John E. Sununu is the third former Senator running in 2026


On October 22, 2025, former U.S. Senator John E. Sununu (R) announced his campaign for U.S. Senate in New Hampshire in 2026. Incumbent Jeanne Shaheen (D), who defeated Sununu in 2008, is retiring from public office. In the Republican primary, Sununu will face two other candidates, former U.S. Sen. Scott Brown and Tejasinha Sivalingam. On the Democratic side, Karishma Manzur and U.S. Rep. Chris Pappas are running.

Exactly one month before Sununu’s announcement, Ballotpedia looked at the results of former senators running again from 1976 to the present. In the analysis, Ballotpedia found that 24 senators ran again in 26 different elections.
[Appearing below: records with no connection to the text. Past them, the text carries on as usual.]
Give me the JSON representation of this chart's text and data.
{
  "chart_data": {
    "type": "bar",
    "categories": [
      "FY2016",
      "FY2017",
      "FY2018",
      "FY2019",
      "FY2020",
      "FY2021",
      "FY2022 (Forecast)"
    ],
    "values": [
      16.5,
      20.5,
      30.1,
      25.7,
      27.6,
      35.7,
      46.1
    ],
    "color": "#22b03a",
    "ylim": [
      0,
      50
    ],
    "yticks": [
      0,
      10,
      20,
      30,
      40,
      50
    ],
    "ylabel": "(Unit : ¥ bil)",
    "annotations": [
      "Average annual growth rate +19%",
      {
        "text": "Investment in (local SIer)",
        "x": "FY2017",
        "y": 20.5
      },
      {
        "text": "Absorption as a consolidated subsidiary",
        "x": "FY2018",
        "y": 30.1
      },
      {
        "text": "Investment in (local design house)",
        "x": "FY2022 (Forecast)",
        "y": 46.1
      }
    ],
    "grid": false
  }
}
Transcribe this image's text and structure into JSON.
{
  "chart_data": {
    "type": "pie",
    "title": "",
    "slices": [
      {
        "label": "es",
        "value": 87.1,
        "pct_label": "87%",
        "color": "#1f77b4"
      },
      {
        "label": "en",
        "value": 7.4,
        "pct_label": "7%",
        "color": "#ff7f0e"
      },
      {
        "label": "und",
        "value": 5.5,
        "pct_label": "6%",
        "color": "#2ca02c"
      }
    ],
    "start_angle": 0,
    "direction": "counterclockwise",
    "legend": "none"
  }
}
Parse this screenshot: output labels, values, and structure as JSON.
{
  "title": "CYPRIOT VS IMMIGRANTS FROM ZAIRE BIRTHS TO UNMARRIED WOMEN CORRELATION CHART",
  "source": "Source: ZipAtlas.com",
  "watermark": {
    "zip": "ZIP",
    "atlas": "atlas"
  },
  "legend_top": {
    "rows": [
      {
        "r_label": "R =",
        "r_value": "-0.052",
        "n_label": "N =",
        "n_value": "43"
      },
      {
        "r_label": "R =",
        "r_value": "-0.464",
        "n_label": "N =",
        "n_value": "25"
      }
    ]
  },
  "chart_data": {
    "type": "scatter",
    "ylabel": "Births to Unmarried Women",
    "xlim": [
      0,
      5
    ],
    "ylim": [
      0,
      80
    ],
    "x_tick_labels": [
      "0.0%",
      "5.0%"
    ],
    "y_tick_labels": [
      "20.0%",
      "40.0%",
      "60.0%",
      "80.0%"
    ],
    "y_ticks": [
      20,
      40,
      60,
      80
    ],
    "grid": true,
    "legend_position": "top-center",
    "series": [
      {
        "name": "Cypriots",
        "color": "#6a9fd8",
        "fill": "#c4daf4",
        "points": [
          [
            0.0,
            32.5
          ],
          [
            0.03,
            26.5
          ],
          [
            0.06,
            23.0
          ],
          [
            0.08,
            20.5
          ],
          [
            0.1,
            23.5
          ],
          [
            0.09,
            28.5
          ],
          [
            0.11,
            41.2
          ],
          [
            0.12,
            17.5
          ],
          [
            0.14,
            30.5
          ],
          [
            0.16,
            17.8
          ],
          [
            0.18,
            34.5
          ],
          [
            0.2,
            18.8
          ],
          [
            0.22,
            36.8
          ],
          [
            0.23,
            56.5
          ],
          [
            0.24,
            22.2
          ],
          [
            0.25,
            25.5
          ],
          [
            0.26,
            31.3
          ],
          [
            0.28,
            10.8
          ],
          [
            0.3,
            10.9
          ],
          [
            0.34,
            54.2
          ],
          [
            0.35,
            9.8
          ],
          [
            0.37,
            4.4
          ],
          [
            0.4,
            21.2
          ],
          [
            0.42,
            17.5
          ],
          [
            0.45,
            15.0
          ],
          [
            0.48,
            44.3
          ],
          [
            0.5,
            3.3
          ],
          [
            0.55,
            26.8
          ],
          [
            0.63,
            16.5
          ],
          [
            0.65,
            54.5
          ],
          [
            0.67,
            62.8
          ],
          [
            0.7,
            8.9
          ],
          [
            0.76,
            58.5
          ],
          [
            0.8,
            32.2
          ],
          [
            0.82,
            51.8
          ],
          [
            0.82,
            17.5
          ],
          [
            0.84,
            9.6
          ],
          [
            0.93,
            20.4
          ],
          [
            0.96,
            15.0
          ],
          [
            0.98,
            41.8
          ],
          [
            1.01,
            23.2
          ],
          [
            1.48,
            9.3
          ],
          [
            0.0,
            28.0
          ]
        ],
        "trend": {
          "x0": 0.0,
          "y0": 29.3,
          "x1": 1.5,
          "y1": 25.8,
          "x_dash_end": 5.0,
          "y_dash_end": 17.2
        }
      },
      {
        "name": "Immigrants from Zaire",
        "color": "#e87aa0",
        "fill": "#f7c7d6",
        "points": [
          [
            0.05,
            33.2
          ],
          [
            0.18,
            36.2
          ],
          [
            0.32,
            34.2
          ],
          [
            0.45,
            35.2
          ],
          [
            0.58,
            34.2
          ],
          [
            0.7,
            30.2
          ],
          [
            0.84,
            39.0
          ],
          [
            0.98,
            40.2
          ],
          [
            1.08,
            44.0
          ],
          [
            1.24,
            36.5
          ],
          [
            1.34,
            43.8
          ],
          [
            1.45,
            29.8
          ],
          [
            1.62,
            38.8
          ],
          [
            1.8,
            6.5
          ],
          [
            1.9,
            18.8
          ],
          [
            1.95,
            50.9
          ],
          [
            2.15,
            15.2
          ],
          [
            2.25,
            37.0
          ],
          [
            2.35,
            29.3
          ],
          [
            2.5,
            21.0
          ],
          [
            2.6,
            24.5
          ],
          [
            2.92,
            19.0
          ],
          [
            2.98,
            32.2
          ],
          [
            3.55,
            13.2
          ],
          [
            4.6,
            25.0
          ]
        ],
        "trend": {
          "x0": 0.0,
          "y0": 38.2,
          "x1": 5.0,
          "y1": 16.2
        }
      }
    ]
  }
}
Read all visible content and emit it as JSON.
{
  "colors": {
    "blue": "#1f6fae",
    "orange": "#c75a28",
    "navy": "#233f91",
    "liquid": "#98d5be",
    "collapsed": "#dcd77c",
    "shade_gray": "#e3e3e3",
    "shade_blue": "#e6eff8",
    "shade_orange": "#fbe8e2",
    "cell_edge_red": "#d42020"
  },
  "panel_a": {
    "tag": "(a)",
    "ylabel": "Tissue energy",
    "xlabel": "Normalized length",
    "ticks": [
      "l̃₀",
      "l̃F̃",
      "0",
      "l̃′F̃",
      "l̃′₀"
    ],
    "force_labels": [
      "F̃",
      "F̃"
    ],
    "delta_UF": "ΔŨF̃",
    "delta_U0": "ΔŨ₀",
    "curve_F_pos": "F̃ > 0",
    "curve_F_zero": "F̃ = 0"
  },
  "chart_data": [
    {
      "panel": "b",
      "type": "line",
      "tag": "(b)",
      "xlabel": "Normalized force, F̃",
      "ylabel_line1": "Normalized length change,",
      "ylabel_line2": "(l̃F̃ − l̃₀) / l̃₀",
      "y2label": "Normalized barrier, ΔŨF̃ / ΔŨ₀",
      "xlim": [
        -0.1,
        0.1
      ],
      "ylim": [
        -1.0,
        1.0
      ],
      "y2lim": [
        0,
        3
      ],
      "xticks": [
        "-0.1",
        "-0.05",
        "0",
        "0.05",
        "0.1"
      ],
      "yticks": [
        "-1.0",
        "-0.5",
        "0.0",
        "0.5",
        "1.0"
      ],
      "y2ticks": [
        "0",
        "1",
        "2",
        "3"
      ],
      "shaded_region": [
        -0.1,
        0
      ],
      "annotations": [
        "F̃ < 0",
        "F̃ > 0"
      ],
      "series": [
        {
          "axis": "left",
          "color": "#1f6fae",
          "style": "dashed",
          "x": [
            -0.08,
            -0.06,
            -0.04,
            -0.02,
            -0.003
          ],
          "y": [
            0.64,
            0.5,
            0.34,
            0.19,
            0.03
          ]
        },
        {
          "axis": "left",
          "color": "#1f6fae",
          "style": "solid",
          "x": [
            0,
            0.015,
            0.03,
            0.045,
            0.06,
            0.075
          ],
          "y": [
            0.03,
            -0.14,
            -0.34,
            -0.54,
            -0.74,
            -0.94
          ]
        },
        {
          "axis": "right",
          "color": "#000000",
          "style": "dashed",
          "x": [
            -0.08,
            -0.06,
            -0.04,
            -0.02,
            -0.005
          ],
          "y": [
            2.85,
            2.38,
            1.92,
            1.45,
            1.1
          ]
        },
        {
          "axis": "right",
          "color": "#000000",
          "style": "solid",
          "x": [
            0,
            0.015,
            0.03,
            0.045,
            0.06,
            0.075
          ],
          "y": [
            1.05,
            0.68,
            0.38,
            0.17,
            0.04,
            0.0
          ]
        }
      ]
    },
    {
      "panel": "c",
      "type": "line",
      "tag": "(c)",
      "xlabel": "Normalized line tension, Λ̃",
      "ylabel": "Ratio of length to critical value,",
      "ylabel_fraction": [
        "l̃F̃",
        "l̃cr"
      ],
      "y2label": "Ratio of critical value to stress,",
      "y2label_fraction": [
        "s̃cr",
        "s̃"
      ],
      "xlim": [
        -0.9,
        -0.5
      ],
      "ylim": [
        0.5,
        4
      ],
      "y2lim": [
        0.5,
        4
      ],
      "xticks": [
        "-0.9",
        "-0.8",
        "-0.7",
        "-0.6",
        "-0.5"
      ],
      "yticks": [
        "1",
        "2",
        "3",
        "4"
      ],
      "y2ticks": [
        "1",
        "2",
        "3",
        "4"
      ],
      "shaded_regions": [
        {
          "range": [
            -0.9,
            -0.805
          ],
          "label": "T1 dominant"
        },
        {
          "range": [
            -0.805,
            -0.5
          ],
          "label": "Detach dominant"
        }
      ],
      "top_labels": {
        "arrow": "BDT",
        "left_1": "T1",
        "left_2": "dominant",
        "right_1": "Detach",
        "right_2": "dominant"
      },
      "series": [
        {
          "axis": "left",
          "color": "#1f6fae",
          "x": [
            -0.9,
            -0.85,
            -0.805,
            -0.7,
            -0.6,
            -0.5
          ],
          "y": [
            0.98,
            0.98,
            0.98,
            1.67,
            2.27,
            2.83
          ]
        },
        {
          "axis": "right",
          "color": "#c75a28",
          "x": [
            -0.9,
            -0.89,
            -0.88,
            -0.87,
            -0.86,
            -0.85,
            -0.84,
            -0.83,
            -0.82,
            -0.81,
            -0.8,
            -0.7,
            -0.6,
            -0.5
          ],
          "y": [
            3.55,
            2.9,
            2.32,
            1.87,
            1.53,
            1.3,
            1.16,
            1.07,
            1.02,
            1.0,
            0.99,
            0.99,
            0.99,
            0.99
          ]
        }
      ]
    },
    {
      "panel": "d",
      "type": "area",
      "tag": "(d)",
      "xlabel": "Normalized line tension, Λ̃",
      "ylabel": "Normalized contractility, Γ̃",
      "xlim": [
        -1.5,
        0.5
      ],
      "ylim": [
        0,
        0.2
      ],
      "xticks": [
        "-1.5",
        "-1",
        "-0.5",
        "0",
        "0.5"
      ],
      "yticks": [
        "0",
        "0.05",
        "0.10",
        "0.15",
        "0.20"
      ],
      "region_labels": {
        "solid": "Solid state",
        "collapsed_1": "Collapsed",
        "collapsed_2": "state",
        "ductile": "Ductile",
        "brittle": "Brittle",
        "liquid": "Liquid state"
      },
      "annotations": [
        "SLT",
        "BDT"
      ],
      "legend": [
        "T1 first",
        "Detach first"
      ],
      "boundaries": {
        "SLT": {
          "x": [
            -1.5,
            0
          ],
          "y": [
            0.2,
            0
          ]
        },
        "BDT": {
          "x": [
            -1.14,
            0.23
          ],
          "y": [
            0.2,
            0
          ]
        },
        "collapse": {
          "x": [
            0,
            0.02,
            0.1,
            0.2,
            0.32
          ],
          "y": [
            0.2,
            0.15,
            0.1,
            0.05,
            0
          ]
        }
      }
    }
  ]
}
Across 26 elections, a senator lost the general election 13 times, lost the primary election five times, withdrew from the election four times, and won four times. The most recent senator to run again before the 2026 elections was Jeff Sessions (R-Ala.), who was defeated in the Republican primary in 2020 after resigning in 2017 to become U.S. Attorney General. The most recent senator to run again and win was Dan Coats (R-Ind.), who left office in 1999, and won another term in 2010.

The primary between Brown and Sununu is not the only primary between two senators. The most recent was in 2014, when Brown and former New Hampshire Sen. Bob Smith (R)  ran in the Republican primary for the Senate seat currently up for election. Before Sununu’s announcement, the last year in which more than one former senator ran for another term was 2016, when two Senators, Evan Bayh (D-Ind.) and Russ Feingold (D-Wis.), ran again. Sununu’s entrance makes him the third former senator to run in 2026 after Scott Brown and Sherrod Brown (D) in Ohio’s special election for Senate.